Lutte pour l'existence. Énergie limitée, enfermée.

Personnalité : Grand travailleur, économe, endurant, constant et discipliné, volontaire. Sait se sacrifier dans le travail et la peine pour croître et prospérer.

Telle la tortue de la Fable, avance lentement mais sûrement.

Réfléchi, sobre, patient, honnête, loyal, attaché aux traditions ; sens du devoir. Minutieux, a le sens de l'analyse mais pas de la synthèse.

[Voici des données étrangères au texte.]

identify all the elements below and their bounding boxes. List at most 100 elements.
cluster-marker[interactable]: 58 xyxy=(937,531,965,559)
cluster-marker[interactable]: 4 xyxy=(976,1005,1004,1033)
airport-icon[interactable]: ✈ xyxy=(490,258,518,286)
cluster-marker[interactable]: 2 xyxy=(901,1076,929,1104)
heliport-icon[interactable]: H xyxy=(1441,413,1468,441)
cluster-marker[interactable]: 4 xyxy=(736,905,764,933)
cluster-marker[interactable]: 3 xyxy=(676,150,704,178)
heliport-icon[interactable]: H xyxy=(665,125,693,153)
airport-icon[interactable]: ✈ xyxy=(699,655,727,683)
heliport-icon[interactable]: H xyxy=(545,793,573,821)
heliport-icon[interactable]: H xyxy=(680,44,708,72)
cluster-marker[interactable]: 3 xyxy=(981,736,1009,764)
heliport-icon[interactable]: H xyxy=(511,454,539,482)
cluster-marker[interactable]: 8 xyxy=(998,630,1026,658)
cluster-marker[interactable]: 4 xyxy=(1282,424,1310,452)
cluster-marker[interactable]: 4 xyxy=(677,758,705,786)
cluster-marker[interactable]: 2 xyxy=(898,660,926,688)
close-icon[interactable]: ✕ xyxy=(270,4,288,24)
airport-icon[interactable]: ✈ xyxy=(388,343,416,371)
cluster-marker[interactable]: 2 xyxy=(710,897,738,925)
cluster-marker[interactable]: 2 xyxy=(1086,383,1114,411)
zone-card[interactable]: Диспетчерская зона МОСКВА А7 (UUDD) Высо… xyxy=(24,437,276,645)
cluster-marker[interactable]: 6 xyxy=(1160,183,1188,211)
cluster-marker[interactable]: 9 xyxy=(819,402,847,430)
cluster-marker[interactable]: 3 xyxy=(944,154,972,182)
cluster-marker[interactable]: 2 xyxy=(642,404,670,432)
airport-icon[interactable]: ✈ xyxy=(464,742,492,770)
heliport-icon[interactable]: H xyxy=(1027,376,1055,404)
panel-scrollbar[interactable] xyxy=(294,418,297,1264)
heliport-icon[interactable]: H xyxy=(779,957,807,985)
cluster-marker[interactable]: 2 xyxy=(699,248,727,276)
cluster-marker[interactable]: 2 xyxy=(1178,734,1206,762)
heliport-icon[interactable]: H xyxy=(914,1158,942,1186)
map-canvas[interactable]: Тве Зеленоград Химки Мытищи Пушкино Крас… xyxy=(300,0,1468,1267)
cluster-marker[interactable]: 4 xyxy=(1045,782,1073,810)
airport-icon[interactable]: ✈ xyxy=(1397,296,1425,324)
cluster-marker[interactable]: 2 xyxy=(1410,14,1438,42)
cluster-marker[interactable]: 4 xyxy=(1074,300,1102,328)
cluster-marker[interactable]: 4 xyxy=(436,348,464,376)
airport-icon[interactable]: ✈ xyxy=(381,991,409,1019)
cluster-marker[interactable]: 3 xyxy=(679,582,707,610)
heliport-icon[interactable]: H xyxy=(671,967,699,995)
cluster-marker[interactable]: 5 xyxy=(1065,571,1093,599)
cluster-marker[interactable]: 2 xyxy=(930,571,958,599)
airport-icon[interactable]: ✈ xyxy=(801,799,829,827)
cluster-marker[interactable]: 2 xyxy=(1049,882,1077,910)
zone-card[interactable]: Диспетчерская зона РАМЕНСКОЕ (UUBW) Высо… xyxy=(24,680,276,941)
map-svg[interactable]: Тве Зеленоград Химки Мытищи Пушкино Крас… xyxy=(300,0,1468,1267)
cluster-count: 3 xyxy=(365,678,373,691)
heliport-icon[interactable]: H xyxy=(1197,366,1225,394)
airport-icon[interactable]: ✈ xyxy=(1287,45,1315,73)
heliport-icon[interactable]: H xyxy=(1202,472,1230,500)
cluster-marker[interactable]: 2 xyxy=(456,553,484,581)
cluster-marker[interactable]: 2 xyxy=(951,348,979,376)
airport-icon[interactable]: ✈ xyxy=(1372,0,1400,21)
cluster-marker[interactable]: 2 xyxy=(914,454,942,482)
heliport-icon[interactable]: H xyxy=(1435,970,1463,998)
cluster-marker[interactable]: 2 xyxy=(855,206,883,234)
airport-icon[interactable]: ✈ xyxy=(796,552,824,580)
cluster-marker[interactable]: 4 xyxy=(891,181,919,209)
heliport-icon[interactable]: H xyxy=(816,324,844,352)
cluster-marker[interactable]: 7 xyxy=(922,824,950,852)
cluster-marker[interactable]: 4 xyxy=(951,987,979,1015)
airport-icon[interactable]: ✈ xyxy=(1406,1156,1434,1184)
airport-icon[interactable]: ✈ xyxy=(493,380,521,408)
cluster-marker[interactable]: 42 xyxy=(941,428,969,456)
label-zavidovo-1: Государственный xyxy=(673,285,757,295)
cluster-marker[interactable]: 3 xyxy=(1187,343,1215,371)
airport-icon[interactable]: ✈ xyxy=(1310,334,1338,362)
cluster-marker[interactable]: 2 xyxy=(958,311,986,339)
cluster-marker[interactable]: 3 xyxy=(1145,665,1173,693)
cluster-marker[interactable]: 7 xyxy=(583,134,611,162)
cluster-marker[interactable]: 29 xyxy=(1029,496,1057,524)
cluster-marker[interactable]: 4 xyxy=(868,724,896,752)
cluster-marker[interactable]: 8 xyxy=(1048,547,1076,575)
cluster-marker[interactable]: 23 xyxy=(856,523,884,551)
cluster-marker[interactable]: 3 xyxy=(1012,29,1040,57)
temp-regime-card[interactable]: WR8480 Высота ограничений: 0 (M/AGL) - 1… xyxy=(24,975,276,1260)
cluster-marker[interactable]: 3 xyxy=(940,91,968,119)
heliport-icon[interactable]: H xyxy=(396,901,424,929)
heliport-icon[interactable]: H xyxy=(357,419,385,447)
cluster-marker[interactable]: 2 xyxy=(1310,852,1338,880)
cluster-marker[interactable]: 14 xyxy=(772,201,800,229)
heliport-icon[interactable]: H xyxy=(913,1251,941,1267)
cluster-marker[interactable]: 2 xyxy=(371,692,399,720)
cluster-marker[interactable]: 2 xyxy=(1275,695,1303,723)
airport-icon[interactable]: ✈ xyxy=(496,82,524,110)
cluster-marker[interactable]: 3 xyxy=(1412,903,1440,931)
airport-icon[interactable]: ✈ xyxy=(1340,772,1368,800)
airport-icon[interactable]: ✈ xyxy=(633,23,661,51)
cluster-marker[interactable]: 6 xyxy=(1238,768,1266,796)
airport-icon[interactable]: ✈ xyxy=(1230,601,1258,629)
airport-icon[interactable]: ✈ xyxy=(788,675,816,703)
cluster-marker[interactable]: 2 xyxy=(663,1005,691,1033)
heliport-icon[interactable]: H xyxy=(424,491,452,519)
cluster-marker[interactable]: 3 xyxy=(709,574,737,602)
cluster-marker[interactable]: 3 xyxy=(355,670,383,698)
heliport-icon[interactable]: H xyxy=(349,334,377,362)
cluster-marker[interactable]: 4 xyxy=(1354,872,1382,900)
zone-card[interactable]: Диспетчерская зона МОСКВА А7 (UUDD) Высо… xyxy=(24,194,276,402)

Discret, peu démonstratif, difficile d'accès, pudique ; sensibilité non exprimée, sentiments trop contenus.

Attiré par les métiers qui demandent constance, minutie, volonté, application, travail régulier.

Au négatif : Peut être routinier, rigide, maniaque, obstiné, aux vues étroites, bourru, pessimiste, se croire méconnu et en tirer de l'amertume. Manque d'humour. Peut avoir l'esprit de contradiction, être révolté, un opposant incitateur ou fanatique, plus rarement explosif et coléreux.

 

Même analyse, mot pour mot dans La Numérologie appliquée, Ontologie et Holistique (Éditions Arcana Sacra, 2018) de Denis Schneider.